BI: Tahun Depan Ekonomi Global Melemah, Ekonomi Indonesia Makin Baik
Rapat Dewan Gubernur Bank Indonesia (RDG BI), 16-17 Desember 2025, yang hasilnya disampaikan Rabu (17/12/2025), menyatakan, perekonomian global jangka pendek membaik namun dengan ketidakpastian yang perlu terus diwaspadai.
Pertumbuhan ekonomi dunia 2025 diprakirakan menjadi sekitar 3,2 persen, dipengaruhi oleh kenaikan ekonomi Jepang dan India yang didukung konsumsi rumah tangga dan kebijakan stimulus fiskal.
Prospek ekonomi kawasan Eropa tetap baik, ditopang konsumsi rumah tangga, investasi, dan kondisi ketenagakerjaan.
Sementara ekonomi AS pada 2025 masih melambat dipengaruhi dampak temporary government shutdown dan pelemahan pasar tenaga kerja. Prospek ekonomi Tiongkok juga terus melambat dipengaruhi permintaan domestik yang tetap lemah.
Tahun depan, pertumbuhan ekonomi dunia diprakirakan melemah menjadi 3 persen, dipengaruhi dampak lanjutan tarif resiprokal AS dan kerentanan rantai pasok global.
Di pasar keuangan global, Fed Funds Rate (FFR) turun 25 bps pada Desember 2025 dengan kecenderungan penurunan yang lebih terbatas ke depan.
Tingkat imbal hasil (yield) US Treasury tenor 2 tahun cenderung naik. Sementara yield US Treasury tenor 10 tahun tetap tinggi, sejalan dengan tingginya tingkat utang pemerintah AS.
Perkembangan ini menyebabkan indeks mata uang AS (DXY) masih tinggi, dan aliran masuk modal asing ke emerging market (EM) tetap terbatas.
“Ke depan, ketidakpastian perekonomian global diprakirakan tetap tinggi, dengan prospek pertumbuhan masih lemah. Kondisi ini memerlukan kewaspadaan dan penguatan respons kebijakan, untuk memperkuat daya tahan ekonomi domestik dari rambatan global serta mendorong pertumbuhan yang lebih tinggi,” tulis hasil RDG BI.

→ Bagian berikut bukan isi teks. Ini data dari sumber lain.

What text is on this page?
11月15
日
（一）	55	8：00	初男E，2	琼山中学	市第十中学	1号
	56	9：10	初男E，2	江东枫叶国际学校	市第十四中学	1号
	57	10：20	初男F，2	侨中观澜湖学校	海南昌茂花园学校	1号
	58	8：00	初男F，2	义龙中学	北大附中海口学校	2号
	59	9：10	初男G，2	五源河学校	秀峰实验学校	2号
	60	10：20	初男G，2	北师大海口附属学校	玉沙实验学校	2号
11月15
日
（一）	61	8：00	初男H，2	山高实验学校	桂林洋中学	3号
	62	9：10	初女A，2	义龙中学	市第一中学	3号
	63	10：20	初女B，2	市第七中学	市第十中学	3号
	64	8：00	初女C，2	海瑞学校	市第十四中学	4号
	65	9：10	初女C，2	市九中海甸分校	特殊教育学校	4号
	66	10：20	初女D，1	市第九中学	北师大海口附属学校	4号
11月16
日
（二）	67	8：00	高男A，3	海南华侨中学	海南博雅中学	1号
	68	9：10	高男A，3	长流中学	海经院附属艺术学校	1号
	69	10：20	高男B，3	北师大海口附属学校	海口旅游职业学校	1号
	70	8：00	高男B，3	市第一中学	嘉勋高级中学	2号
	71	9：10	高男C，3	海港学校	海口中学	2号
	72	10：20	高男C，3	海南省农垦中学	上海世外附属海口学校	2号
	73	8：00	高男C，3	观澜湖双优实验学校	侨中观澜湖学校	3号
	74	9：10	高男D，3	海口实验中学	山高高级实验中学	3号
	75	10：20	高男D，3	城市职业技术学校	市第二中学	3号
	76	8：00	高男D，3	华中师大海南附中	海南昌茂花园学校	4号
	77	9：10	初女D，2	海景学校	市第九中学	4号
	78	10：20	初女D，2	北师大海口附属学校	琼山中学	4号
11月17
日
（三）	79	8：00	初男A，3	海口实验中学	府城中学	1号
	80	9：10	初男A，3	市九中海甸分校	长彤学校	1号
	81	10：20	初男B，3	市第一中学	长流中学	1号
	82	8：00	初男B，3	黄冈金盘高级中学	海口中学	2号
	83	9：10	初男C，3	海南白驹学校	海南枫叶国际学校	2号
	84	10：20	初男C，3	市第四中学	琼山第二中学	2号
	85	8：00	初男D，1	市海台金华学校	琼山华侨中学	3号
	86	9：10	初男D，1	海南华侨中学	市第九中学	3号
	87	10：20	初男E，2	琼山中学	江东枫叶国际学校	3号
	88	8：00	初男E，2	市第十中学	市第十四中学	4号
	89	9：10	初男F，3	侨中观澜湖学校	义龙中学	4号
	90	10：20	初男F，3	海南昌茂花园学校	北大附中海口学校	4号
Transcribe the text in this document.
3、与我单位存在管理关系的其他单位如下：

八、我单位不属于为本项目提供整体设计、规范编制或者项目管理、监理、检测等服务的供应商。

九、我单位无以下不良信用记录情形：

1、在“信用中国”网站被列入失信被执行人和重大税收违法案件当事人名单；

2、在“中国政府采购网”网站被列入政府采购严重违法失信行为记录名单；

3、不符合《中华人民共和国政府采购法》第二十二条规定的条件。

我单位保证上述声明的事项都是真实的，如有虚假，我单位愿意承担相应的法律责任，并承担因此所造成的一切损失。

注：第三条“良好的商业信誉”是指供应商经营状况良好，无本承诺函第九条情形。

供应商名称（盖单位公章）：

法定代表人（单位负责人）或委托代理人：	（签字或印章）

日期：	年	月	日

Baca juga: BI Naikkan Kisaran Pertumbuhan Ekonomi 2025 Jadi 4,7-5,5 Persen
Sementara pertumbuhan ekonomi Indonesia dinilai BI membaik, namun perlu terus didorong menjadi lebih tinggi lagi sesuai kapasitasnya.
Konsumsi rumah tangga triwulan IV 2025 membaik, didukung belanja sosial pemerintah, serta peningkatan keyakinan rumah tangga terhadap kondisi penghasilan dan ketersediaan lapangan kerja. Perkembangan itu mendorong meningkatnya penjualan eceran pada berbagai kelompok barang.
Investasi, khususnya nonbangunan, juga membaik dipengaruhi oleh meningkatnya keyakinan pelaku usaha. Tercermin pada pola ekspansi Purchasing Managers’ Index (PMI) manufaktur. “Namun, permintaan domestik tersebut perlu makin diperkuat untuk mendorong pertumbuhan ekonomi,” tulis RDG BI.
Apalagi, kinerja ekspor diprakirakan melambat seiring berakhirnya frontloading ekspor (buru-buru melakukan ekspor sebelum tarif resiprokal diterapkan) ke AS, serta menurunnya ekspor besi baja ke Tiongkok dan minyak kelapa sawit (CPO) ke India.
Secara sektoral, BI menilai lapangan usaha utama, yakni industri pengolahan, perdagangan besar dan eceran, transportasi dan pergudangan, serta penyediaan akomodasi dan makan minum, menunjukkan kinerja positif.
“Secara keseluruhan, pertumbuhan ekonomi RI 2025 diprakirakan berada di kisaran 4,7–5,5 persen dan meningkat menjadi 4,9–5,7 persen pada 2026,” tulis hasil RDG BI tersebut.
Baca juga: Ini 8 Sektor Prioritas untuk Dongkrak Ekonomi 2026, Tidak ada Sektor Perumahan
Ke depan, berbagai upaya perlu terus ditempuh untuk mendorong pertumbuhan ekonomi yang lebih tinggi, dengan tetap menjaga stabilitas.
Dalam kaitan ini, BI terus memperkuat bauran kebijakan melalui penguatan bauran kebijakan moneter, makroprudensial, dan sistem pembayaran, yang bersinergi erat dengan kebijakan stimulus fiskal dan sektor riil pemerintah, untuk mendorong pertumbuhan yang lebih tinggi dan berdaya tahan.